Taxpayers’ rights were violated when the Internal Revenue Service filed liens on their accounts while they were in bankruptcy, according to a new report by a government watchdog.

The Treasury Inspector General for Tax Administration issued a report recommending that the IRS do a better job of protecting taxpayer rights, as well as the government’s interests, during bankruptcy proceedings. The U.S. Bankruptcy Code’s automatic stay provision is designed to protect taxpayers from collection activities while they are in bankruptcy, TIGTA noted. Nonetheless, an estimated 495 potential taxpayer rights violations occurred between October 2005 and December 2007 because the IRS filed liens while taxpayers were in bankruptcy.
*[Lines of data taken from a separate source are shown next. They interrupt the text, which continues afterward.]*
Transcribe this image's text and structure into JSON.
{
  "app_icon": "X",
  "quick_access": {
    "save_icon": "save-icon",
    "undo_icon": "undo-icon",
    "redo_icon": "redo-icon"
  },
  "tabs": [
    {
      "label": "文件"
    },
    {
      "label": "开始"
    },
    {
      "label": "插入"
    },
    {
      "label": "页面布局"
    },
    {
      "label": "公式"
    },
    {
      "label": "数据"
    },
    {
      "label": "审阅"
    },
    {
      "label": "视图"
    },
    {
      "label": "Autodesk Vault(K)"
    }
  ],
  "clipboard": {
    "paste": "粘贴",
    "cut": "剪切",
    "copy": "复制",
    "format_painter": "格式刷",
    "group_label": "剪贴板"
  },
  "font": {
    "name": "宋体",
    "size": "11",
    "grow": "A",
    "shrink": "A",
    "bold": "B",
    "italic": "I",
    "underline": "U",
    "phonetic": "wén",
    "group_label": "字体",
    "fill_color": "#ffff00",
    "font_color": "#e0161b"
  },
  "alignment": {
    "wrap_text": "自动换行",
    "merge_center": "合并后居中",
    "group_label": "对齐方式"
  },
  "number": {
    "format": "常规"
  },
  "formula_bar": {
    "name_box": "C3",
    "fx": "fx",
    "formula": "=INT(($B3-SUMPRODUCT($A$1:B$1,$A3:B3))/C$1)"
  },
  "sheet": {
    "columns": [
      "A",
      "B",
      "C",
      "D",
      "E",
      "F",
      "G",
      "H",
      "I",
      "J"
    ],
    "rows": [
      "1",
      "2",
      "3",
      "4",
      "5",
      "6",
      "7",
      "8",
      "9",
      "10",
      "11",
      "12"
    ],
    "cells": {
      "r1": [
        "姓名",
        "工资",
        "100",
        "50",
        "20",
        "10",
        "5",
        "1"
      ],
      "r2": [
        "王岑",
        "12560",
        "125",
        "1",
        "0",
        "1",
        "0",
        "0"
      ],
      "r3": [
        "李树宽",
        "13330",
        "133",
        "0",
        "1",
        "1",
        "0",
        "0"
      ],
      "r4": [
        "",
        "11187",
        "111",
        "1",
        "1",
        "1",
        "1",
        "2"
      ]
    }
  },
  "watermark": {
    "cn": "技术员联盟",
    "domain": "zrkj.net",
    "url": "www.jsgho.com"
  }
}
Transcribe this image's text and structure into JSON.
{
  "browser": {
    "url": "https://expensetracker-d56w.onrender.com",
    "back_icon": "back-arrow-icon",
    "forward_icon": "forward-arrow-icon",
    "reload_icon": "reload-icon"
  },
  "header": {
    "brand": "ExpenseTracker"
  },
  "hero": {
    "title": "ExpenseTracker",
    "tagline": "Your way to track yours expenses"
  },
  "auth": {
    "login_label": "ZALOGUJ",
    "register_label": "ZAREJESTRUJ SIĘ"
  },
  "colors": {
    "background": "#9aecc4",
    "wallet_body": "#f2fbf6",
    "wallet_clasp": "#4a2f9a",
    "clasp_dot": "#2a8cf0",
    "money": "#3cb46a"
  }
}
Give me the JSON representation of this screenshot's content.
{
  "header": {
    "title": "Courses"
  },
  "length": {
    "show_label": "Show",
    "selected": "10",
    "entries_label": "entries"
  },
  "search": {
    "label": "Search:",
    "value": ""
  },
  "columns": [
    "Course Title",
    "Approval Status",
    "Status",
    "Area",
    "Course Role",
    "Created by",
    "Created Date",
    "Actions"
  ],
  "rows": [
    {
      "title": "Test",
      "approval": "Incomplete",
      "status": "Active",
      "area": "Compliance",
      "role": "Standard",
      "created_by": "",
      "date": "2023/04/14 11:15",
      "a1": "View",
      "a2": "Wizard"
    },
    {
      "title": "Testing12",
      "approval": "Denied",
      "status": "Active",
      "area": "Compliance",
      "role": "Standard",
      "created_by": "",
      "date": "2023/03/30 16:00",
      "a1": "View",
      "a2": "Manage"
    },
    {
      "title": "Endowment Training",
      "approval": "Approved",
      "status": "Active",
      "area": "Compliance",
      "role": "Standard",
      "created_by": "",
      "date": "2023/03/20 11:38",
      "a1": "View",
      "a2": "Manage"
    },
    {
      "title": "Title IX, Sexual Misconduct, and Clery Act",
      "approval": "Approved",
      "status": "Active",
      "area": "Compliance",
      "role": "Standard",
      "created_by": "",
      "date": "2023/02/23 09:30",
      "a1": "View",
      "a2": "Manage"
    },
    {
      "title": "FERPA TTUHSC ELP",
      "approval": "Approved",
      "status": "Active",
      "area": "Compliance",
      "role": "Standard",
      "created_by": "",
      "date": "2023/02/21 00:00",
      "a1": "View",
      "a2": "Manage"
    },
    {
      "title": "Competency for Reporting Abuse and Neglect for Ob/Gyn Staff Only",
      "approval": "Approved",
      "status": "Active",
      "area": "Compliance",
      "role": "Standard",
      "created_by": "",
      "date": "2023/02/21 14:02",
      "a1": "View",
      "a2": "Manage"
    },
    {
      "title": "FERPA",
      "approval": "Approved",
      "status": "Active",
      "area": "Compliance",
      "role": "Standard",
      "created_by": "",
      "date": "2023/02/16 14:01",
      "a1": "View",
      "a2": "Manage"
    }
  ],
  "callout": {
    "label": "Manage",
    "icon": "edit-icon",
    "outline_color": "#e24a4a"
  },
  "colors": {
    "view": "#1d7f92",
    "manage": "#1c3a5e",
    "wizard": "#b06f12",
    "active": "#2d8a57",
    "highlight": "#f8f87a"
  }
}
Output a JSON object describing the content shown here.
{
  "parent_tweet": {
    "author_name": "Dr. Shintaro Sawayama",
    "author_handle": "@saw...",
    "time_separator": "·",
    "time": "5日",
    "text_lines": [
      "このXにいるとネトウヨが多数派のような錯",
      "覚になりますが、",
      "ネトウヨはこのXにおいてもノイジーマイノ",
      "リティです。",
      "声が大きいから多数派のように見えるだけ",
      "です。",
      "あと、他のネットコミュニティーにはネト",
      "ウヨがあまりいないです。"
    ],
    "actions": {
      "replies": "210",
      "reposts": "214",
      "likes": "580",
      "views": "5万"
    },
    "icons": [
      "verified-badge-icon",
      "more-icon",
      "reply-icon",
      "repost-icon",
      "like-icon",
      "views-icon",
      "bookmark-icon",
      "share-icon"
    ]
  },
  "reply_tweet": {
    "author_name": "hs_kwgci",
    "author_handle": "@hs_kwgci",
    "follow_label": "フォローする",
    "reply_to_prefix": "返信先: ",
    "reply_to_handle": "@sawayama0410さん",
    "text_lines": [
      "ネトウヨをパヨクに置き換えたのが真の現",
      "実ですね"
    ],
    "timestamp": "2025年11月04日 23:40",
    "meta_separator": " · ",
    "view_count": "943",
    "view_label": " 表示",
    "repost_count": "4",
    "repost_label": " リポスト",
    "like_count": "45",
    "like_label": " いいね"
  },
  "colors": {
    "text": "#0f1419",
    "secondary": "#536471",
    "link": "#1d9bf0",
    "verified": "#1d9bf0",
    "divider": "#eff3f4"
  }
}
There were also 27,838 taxpayers at risk of having their rights violated because a bankruptcy freeze code was not posted to their accounts in a timely manner. The bankruptcy freeze code designates that the account is in bankruptcy status. The code protects taxpayer rights during bankruptcy proceedings by helping the IRS and its centralized insolvency operation function identify and address potential automatic stay violations.

TIGTA found controls need to be strengthened in two areas during the opening and closing of bankruptcy cases to ensure that taxpayers’ rights and the government’s interests are better protected. The centralized insolvency operation function could take better advantage of reports generated from IRS automated systems to identify and resolve potential stay violations. TIGTA identified cases in which taxpayers’ rights were violated because the IRS filed liens on taxpayers’ accounts while the taxpayers were in bankruptcy. TIGTA also identified taxpayers’ accounts that were at risk of having their rights violated because a bankruptcy freeze code was not posted to their accounts in a timely manner.

The second area where improvements are necessary involved holding managers more accountable for initiating bankruptcy-closing actions in a timely manner. Failure to initiate bankruptcy-closing actions in a timely manner affects the IRS’s ability to collect taxes and also can place undue hardship and burden on taxpayers by withholding refunds, said TIGTA. As of June 28, 2008, TIGTA identified 2,442 taxpayers’ accounts in which closing actions had not been initiated within 30 calendar days of the bankruptcy courts’ closing determination.

In response to the report, IRS officials agreed with TIGTA’s recommendations, and have taken or plan to take appropriate corrective actions.